Tuttavia, l’annacquamento del problema del Male, denunciato da Judt, non è esclusivo appannaggio delle destre europee. La crisi è iniziata molti anni fa e credo sia giunta l’ora di ricostruirne la storia. Se avessi tempo e la cosa non mi amareggiasse troppo mi metterei io stesso al lavoro.
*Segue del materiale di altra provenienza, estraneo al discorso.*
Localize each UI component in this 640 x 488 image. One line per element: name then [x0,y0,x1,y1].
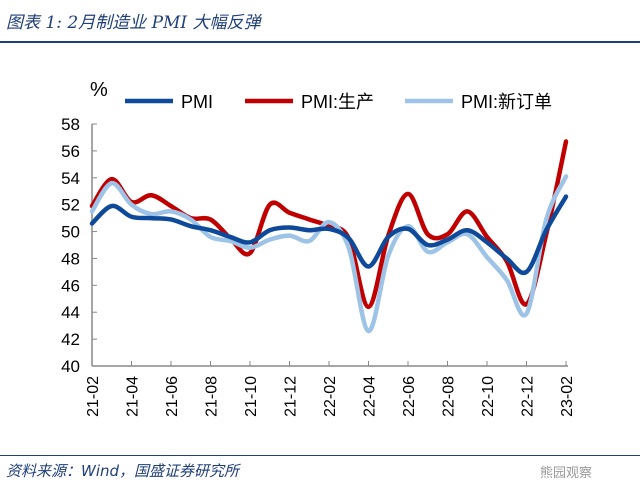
chart-title: 图表 1: 2月制造业 PMI 大幅反弹 [6,13,261,33]
x-tick-label: 22-08 [441,376,458,417]
footer-divider [0,455,640,456]
y-tick-label: 48 [61,249,80,268]
x-tick-label: 21-04 [125,376,142,417]
y-tick-label: 40 [61,357,80,376]
source-note: 资料来源：Wind，国盛证券研究所 [6,462,240,480]
y-tick-label: 46 [61,276,80,295]
x-tick-label: 21-08 [204,376,221,417]
y-tick-label: 52 [61,196,80,215]
title-divider [0,41,640,43]
y-tick-label: 58 [61,115,80,134]
x-tick-label: 22-10 [480,376,497,417]
x-tick-label: 21-10 [243,376,260,417]
x-tick-label: 22-02 [322,376,339,417]
x-tick-label: 21-02 [85,376,102,417]
y-axis-label: % [90,79,108,101]
y-tick-label: 50 [61,223,80,242]
y-tick-label: 54 [61,169,80,188]
y-tick-label: 56 [61,142,80,161]
x-tick-label: 21-12 [283,376,300,417]
x-tick-label: 23-02 [559,376,576,417]
y-tick-label: 44 [61,303,80,322]
watermark: 熊园观察 [540,466,593,481]
x-tick-label: 22-12 [520,376,537,417]
legend-label: PMI:新订单 [461,92,552,112]
series-line-0 [89,194,569,276]
legend-label: PMI:生产 [301,92,374,112]
x-tick-label: 22-04 [362,376,379,417]
x-tick-label: 22-06 [401,376,418,417]
y-tick-label: 42 [61,330,80,349]
x-tick-label: 21-06 [164,376,181,417]
legend-label: PMI [181,92,213,112]
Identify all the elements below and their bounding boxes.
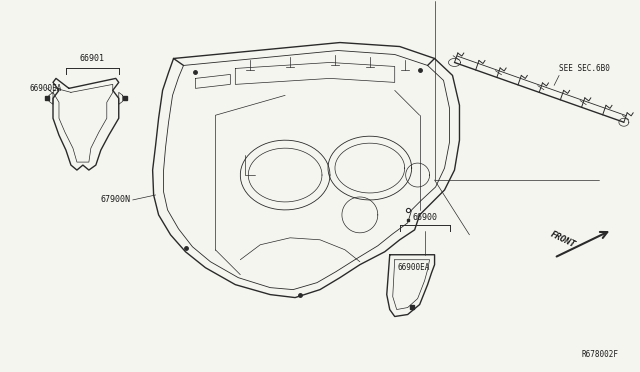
Text: FRONT: FRONT — [549, 230, 577, 250]
Text: 66900EA: 66900EA — [397, 263, 430, 272]
Text: 66900EA: 66900EA — [29, 84, 61, 93]
Text: SEE SEC.6B0: SEE SEC.6B0 — [559, 64, 610, 73]
Text: 67900N: 67900N — [100, 195, 131, 205]
Text: R678002F: R678002F — [582, 350, 619, 359]
Text: 66900: 66900 — [412, 213, 437, 222]
Text: 66901: 66901 — [79, 54, 104, 64]
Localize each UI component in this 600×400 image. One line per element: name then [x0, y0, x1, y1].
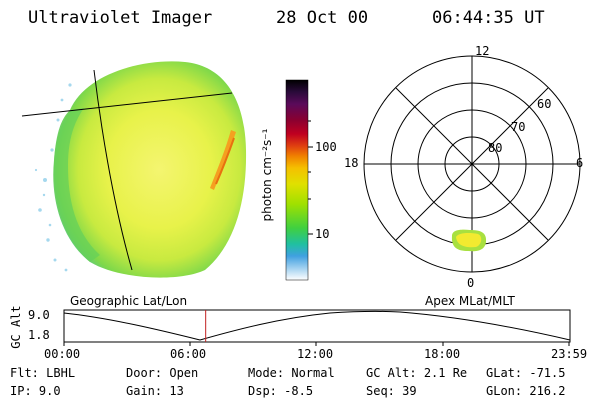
mlt-label-18: 18: [344, 156, 359, 170]
seq-value: 39: [402, 384, 417, 398]
mlat-label-80: 80: [488, 141, 503, 155]
timeline-ylabel: GC Alt: [9, 305, 23, 349]
timeline-xtick-1200: 12:00: [297, 347, 334, 361]
gain-label: Gain:: [126, 384, 163, 398]
mode-label: Mode:: [248, 366, 285, 380]
colorbar-unit-wrap: photon cm⁻²s⁻¹: [260, 129, 274, 222]
gcalt-label: GC Alt:: [366, 366, 417, 380]
glon-label: GLon:: [486, 384, 523, 398]
noise-halo: [34, 83, 72, 272]
timeline-plot: [63, 309, 571, 346]
mlat-label-60: 60: [537, 97, 552, 111]
polar-aurora-patch: [451, 229, 487, 252]
seq-label: Seq:: [366, 384, 395, 398]
uv-image-panel: [21, 61, 247, 278]
flt-field: Flt: LBHL: [10, 366, 75, 380]
colorbar-tick-100: 100: [315, 140, 337, 154]
mlt-label-12: 12: [475, 44, 490, 58]
mode-field: Mode: Normal: [248, 366, 335, 380]
door-field: Door: Open: [126, 366, 198, 380]
timeline-xtick-0000: 00:00: [44, 347, 81, 361]
timeline-ytick-bottom: 1.8: [28, 328, 50, 342]
glon-value: 216.2: [529, 384, 566, 398]
uv-emission-disk: [53, 61, 247, 278]
timeline-xtick-2359: 23:59: [551, 347, 588, 361]
mode-value: Normal: [291, 366, 335, 380]
longitude-line: [93, 69, 133, 271]
timeline-xtick-0600: 06:00: [170, 347, 207, 361]
mlt-label-0: 0: [467, 276, 475, 290]
ip-field: IP: 9.0: [10, 384, 61, 398]
glon-field: GLon: 216.2: [486, 384, 565, 398]
seq-field: Seq: 39: [366, 384, 417, 398]
ip-label: IP:: [10, 384, 32, 398]
timeline-ytick-top: 9.0: [28, 308, 50, 322]
auroral-arc: [210, 130, 236, 190]
glat-value: -71.5: [529, 366, 566, 380]
glat-field: GLat: -71.5: [486, 366, 565, 380]
mlat-label-70: 70: [511, 120, 526, 134]
auroral-arc-core: [215, 137, 235, 185]
instrument-title: Ultraviolet Imager: [28, 8, 213, 28]
colorbar-unit-label: photon cm⁻²s⁻¹: [260, 128, 274, 222]
door-label: Door:: [126, 366, 163, 380]
timeline-xtick-1800: 18:00: [424, 347, 461, 361]
gcalt-value: 2.1 Re: [423, 366, 468, 380]
apex-caption: Apex MLat/MLT: [425, 294, 515, 308]
colorbar-tick-10: 10: [315, 227, 330, 241]
timeline-ylabel-wrap: GC Alt: [9, 305, 23, 348]
dsp-field: Dsp: -8.5: [248, 384, 313, 398]
gcalt-field: GC Alt: 2.1 Re: [366, 366, 467, 380]
flt-label: Flt:: [10, 366, 39, 380]
colorbar: [285, 79, 313, 281]
gain-value: 13: [169, 384, 184, 398]
geographic-caption: Geographic Lat/Lon: [70, 294, 188, 308]
latitude-line: [21, 92, 233, 117]
dsp-label: Dsp:: [248, 384, 277, 398]
observation-date: 28 Oct 00: [276, 8, 369, 28]
flt-value: LBHL: [46, 366, 76, 380]
dsp-value: -8.5: [284, 384, 314, 398]
mlt-label-6: 6: [576, 156, 584, 170]
glat-label: GLat:: [486, 366, 523, 380]
gain-field: Gain: 13: [126, 384, 184, 398]
observation-time: 06:44:35 UT: [432, 8, 545, 28]
uv-fringe-left: [53, 108, 100, 262]
ip-value: 9.0: [38, 384, 61, 398]
altitude-curve: [63, 310, 571, 341]
door-value: Open: [169, 366, 199, 380]
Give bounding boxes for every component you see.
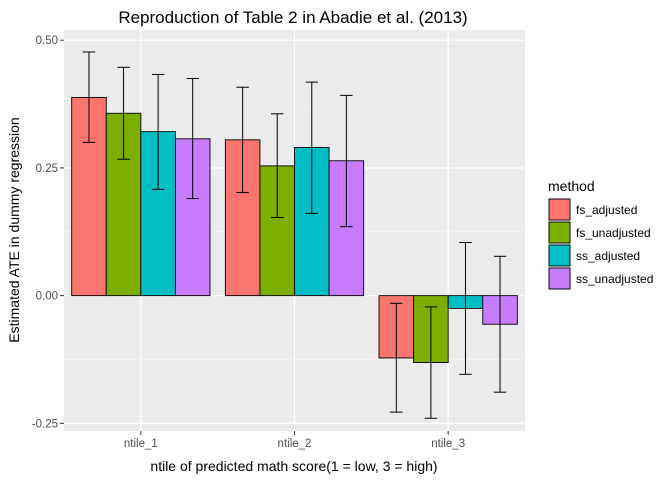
legend: method fs_adjusted fs_unadjusted ss_adjust… (548, 178, 653, 290)
y-tick-label: 0.50 (36, 35, 58, 47)
legend-label-fs_adjusted: fs_adjusted (576, 203, 637, 217)
y-axis-ticks: -0.25 0.00 0.25 0.50 (32, 35, 64, 430)
x-axis-title: ntile of predicted math score(1 = low, 3… (150, 458, 437, 474)
x-tick-label: ntile_3 (431, 438, 465, 450)
legend-label-fs_unadjusted: fs_unadjusted (576, 226, 651, 240)
error-bars (82, 51, 507, 419)
legend-title: method (548, 178, 595, 194)
legend-swatch-fs_unadjusted (548, 221, 571, 244)
legend-label-ss_unadjusted: ss_unadjusted (576, 272, 653, 286)
y-tick-label: 0.00 (36, 291, 58, 303)
legend-swatch-ss_unadjusted (548, 267, 571, 290)
x-tick-label: ntile_2 (278, 438, 312, 450)
y-axis-title: Estimated ATE in dummy regression (6, 117, 22, 342)
bar-fs_adjusted-ntile_2 (224, 139, 261, 297)
chart-title: Reproduction of Table 2 in Abadie et al.… (118, 8, 467, 27)
legend-label-ss_adjusted: ss_adjusted (576, 249, 640, 263)
legend-swatch-ss_adjusted (548, 244, 571, 267)
y-tick-label: 0.25 (36, 163, 58, 175)
legend-items: fs_adjusted fs_unadjusted ss_adjusted ss_un… (548, 198, 653, 290)
x-tick-label: ntile_1 (124, 438, 158, 450)
legend-swatch-fs_adjusted (548, 198, 571, 221)
y-tick-label: -0.25 (32, 418, 58, 430)
x-axis-ticks: ntile_1 ntile_2 ntile_3 (124, 431, 465, 450)
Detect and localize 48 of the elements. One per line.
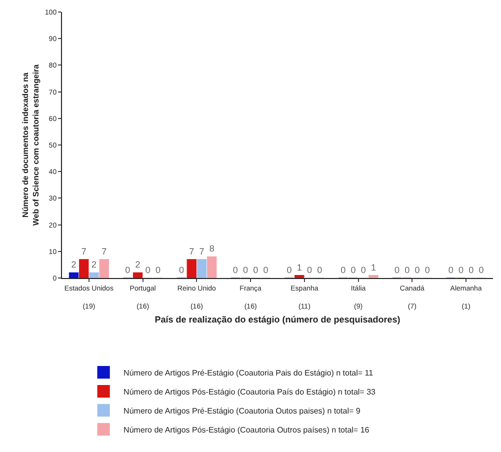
data-label: 0: [350, 265, 356, 275]
data-label: 0: [155, 265, 160, 275]
data-label: 2: [71, 260, 76, 270]
data-label: 0: [448, 265, 454, 275]
bar: [99, 259, 109, 278]
bar: [196, 259, 207, 278]
bar: [206, 256, 217, 278]
data-label: 0: [253, 265, 258, 275]
data-label: 0: [478, 265, 484, 275]
data-label: 0: [360, 265, 366, 275]
legend-label: Número de Artigos Pós-Estágio (Coautoria País do Estágio) n total= 33: [124, 387, 376, 396]
data-label: 0: [468, 265, 474, 275]
data-label: 0: [414, 265, 420, 275]
data-label: 0: [286, 265, 292, 275]
data-label: 0: [317, 265, 322, 275]
data-label: 0: [125, 265, 130, 275]
data-label: 0: [263, 265, 268, 275]
data-label: 0: [424, 265, 430, 275]
bar: [68, 272, 79, 278]
data-label: 2: [91, 260, 96, 270]
data-label: 0: [306, 265, 312, 275]
data-label: 7: [189, 246, 194, 256]
data-label: 7: [199, 246, 204, 256]
data-label: 1: [370, 262, 376, 272]
legend-label: Número de Artigos Pré-Estágio (Coautoria Pais do Estágio) n total= 11: [124, 368, 374, 378]
bar: [79, 259, 89, 278]
data-label: 0: [404, 265, 410, 275]
bar: [294, 275, 304, 278]
bar: [368, 275, 378, 278]
data-label: 7: [102, 246, 107, 256]
data-label: 0: [145, 265, 150, 275]
data-label: 2: [135, 260, 140, 270]
data-label: 0: [340, 265, 346, 275]
data-label: 8: [209, 244, 214, 254]
x-axis-title: País de realização do estágio (número de pesquisadores): [154, 314, 400, 324]
legend-label: Número de Artigos Pós-Estágio (Coautoria Outros países) n total= 16: [124, 425, 370, 434]
data-label: 0: [179, 265, 184, 275]
data-label: 0: [394, 265, 400, 275]
data-label: 1: [296, 262, 302, 272]
data-label: 7: [81, 246, 86, 256]
bar: [132, 272, 143, 278]
data-label: 0: [458, 265, 464, 275]
bar: [186, 259, 196, 278]
data-label: 0: [232, 265, 238, 275]
data-label: 0: [243, 265, 248, 275]
bar: [89, 272, 99, 278]
legend-label: Número de Artigos Pré-Estágio (Coautoria Outos paises) n total= 9: [124, 406, 361, 416]
y-axis-title: Número de documentos indexados na Web of Science com coautoria estrangeira: [21, 64, 41, 226]
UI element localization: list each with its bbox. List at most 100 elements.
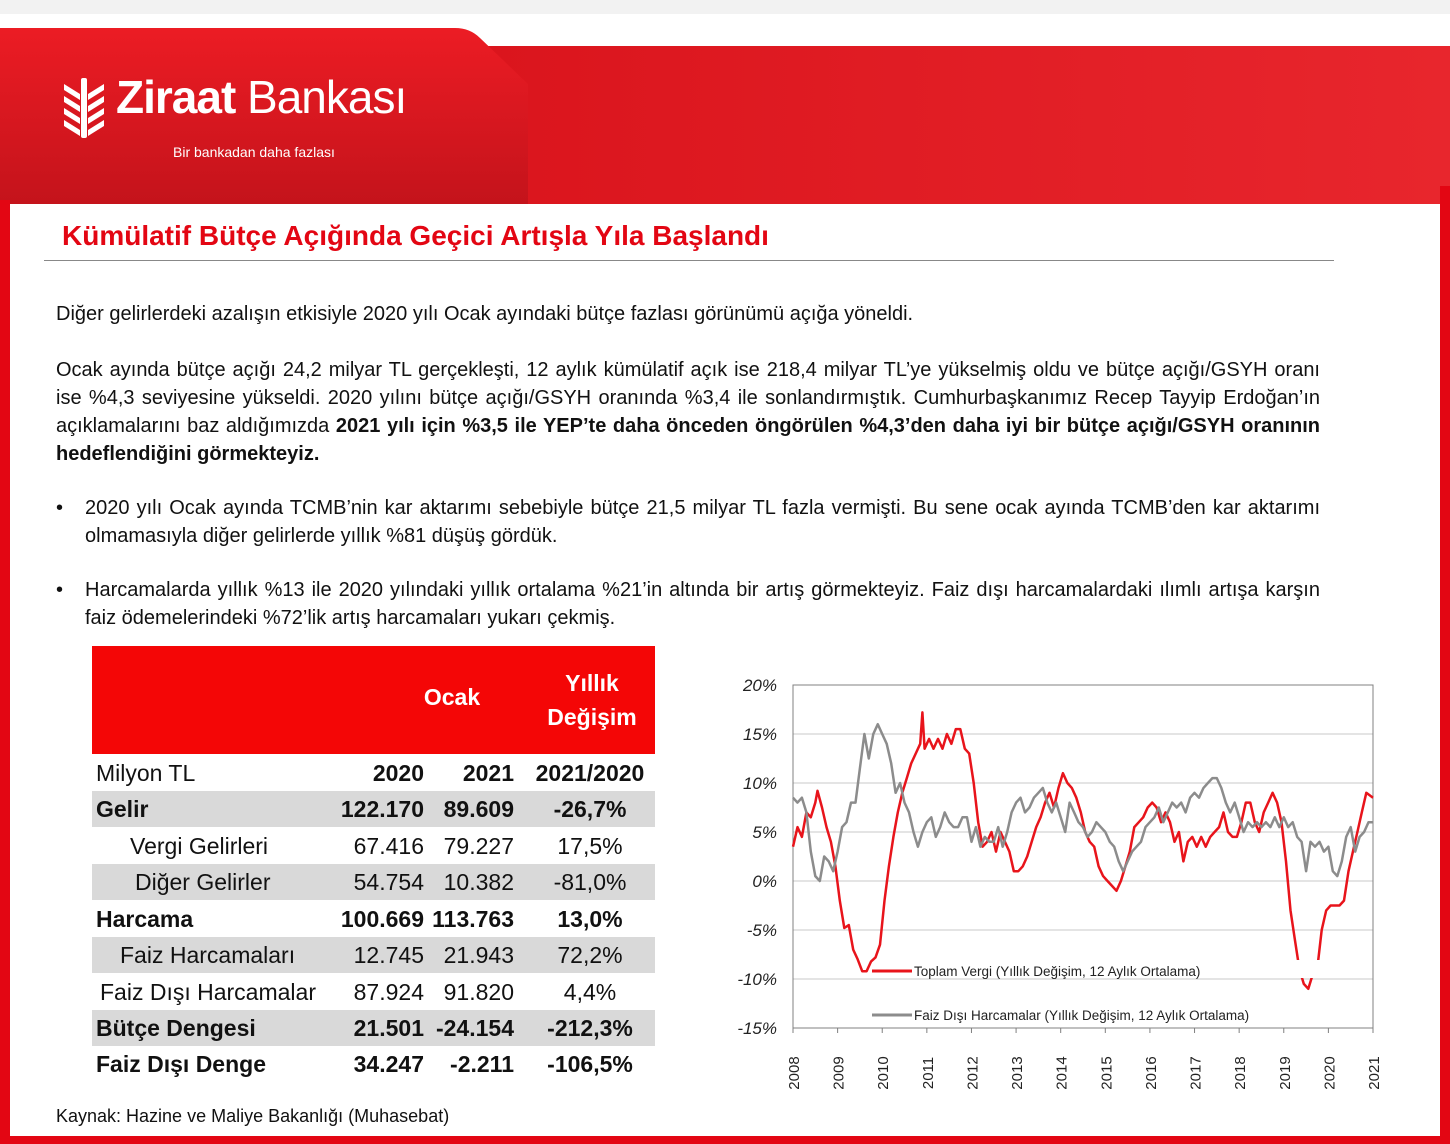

Qualche esempio sparso. L’annacquamento lo si è visto all’opera nell’omologare, sotto l’etichetta del cattivo italiano, il comportamento dei nazifascisti e, per esempio, le violenze commesse dallo Stato italiano post-unitario contro il brigantaggio oppure il confronto fra le camere a gas hitleriane e i gas adoperati da Graziani in Africa; infine, più di recente, fra i decreti-sicurezza o, prima, la legge Bossi-Fini e la legislazione razziale del 1938. Primo Levi aveva denunciato con forza chi comparava il carcere (o la fabbrica) al Lager. In una bella biografia di Bianca Guidetti Serra, commemorata la scorsa settimana al Polo del Novecento a Torino, si riporta una breve corrispondenza fra Levi e Sante Notarnicola, protagonista di innumerevoli delitti e rapine, detenuto a lungo in carcere che cercò invano nell’autore di Se questo è un uomo una sponda. Il disagio che provocano paragoni improvvisati lo si osserva in questi giorni, rigenerato, in dimensioni più elevate, nei grotteschi confronti fra la discriminazione razziale e l’attuale politica sanitaria e la lotta contro il virus. La questione della memoria – delle politiche necessarie per conservarla – temo sia stata male impostata in Italia, fin dall’inizio. A prevalere è stata una memoria pubblica, preda della polemica politica, poco critica, indirizzata a confrontare come se fossero la stessa cosa scempi e delitti compiuti in contesti diversi.
Tutti questi errori sono legati fra loro. Il cammino degli uomini è saturo di episodi orrendi, di violenze, di ingiustizie, di libertà violate: fare di ogni erba un fascio non giova però a nessuno e soprattutto ci allontana dal nostro dovere di cittadini nati dopo la Shoah, chiamati tutti a ripensare con serietà e rigore la natura del Male senza annacquarlo nel mare dell’indefinito. Così facendo, sempre meno in futuro si distinguerà se un’ingiustizia, un diritto calpestato, un episodio di particolare efferatezza fanno parte di una semplice contingenza, dipendano da una guerra civile, da una crisi economica oppure corrispondano organicamente alla natura di un sistema di potere come è stato il nazionalsocialismo, che della violenza ha fatto la sua regola.